The discovery of a 1960 Studebaker in a South Dakota creek could be the missing piece to a mysterious cold case from more than 40 years ago.
Cheryl Miller and Pamella Jackson, both 17, were last seen in Union County, South Dakota, on their way to a party on May 29, 1971. They were driving a beige Studebaker Lark that officials believe belonged to one of the girls' grandfather.
Now, 42 years later, it appears that the Studebaker has turned up.
"A fisherman or hunter noticed a wheel in a small creek area, or embankment, in Union County, South Dakota," Sara Rabern, spokeswoman for the South Dakota Office of the Attorney General, told ABCNews.com today. "He contacted the sheriff."
"The division of criminal investigation was called in and they were able to determine that the license plate belonged to one of the missing girls' grandfather," Rabern said.
She described the operation to recover the car as "pretty delicate" due to the car's condition and said authorities are still working on pulling it out of the creek.
They do not yet know if there are any human remains in the vehicle. It is unknown at this time why the car had not been spotted before, but Rabern said there was historically low water levels this year, which may have helped.
Relatives of the two teenagers have been notified about the car.
"The police department called to let us know before the news came out," a relative of Pamella Jackson told ABCNews.com, asking that he not be identified by name because the family did not yet want to make a formal statement. "They just said they found the car.
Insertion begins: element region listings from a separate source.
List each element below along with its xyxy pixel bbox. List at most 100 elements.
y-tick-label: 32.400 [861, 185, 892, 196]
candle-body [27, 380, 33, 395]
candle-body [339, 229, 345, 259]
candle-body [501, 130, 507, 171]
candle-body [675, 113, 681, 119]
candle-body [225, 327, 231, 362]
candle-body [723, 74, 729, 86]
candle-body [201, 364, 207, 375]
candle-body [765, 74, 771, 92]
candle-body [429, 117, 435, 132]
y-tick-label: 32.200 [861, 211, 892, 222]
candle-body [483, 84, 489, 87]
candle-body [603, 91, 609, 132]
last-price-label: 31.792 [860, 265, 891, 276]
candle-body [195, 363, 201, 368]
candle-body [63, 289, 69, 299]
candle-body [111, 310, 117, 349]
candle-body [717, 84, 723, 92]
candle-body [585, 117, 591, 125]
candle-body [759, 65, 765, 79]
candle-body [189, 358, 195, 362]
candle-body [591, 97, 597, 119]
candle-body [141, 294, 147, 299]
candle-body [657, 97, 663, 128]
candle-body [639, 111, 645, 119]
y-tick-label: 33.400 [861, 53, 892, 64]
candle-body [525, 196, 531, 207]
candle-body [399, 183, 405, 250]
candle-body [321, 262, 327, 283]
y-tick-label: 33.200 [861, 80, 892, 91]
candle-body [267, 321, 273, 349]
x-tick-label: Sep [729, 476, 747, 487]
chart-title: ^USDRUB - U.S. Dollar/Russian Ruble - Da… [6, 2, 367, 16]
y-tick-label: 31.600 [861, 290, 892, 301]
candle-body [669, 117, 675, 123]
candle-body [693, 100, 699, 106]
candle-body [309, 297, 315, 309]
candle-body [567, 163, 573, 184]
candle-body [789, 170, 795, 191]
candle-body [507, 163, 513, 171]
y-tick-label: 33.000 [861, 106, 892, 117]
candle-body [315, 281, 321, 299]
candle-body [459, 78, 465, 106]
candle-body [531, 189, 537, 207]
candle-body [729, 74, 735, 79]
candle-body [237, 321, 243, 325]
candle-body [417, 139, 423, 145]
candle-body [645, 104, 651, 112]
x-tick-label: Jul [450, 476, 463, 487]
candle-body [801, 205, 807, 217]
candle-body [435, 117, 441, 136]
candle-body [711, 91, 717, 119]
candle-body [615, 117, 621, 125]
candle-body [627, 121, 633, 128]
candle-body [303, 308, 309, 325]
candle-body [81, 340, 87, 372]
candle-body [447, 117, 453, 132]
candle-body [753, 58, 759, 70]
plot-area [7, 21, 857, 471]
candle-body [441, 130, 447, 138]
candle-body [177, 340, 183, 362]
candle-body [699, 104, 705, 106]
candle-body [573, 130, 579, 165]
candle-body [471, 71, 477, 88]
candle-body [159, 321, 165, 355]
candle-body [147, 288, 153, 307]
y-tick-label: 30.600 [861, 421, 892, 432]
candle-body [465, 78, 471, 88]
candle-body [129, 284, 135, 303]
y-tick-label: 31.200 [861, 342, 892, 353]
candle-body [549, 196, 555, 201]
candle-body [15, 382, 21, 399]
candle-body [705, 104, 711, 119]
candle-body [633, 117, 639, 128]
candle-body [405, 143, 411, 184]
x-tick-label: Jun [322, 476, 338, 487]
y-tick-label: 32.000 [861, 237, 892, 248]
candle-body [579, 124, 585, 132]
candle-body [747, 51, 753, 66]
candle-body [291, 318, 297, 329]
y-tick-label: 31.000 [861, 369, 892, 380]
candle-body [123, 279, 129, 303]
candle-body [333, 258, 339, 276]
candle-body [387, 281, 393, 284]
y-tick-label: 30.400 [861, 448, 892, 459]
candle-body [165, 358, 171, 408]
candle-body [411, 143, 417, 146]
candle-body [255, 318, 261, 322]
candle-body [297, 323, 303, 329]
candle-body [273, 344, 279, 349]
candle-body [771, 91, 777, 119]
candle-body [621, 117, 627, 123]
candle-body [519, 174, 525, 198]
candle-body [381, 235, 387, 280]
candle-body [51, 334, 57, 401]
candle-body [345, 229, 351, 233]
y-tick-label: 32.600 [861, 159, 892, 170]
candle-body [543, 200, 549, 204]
We know for sure it's the car because the license plates are still on it."
The relative said authorities had not provided the family with any additional information.
"We're kind of surprised that they found it, but we're happy," the relative said. "It's one more piece of the puzzle."
Jackson's father recently died and the family received the news of the car just days after his burial.
The case has had a tumultuous history. On two separate occasions, two men serving prison sentences for unrelated charges were indicted in the murders of the girls, but both times the charges were dropped when supposed admissions to other inmates turned out to be fake, according to the Associated Press.
In September 2004, a search of a Union County farm led to the discovery of bones, clothing, a purse, photos and other items, but not the car, the AP reported. Authorities did not say if the bones were the girls' or even if they were human remains.
This is the second time in recent weeks that a submerged car has helped connect the dots in a cold case.
In Oklahoma last week, six sets of skeletal remains were recovered from two cars that were found three feet away from each other at the bottom of a lake. Officials are still conducting DNA testing, but believe that one car belonged to three teens who disappeared and the other to a grandfather with two friends.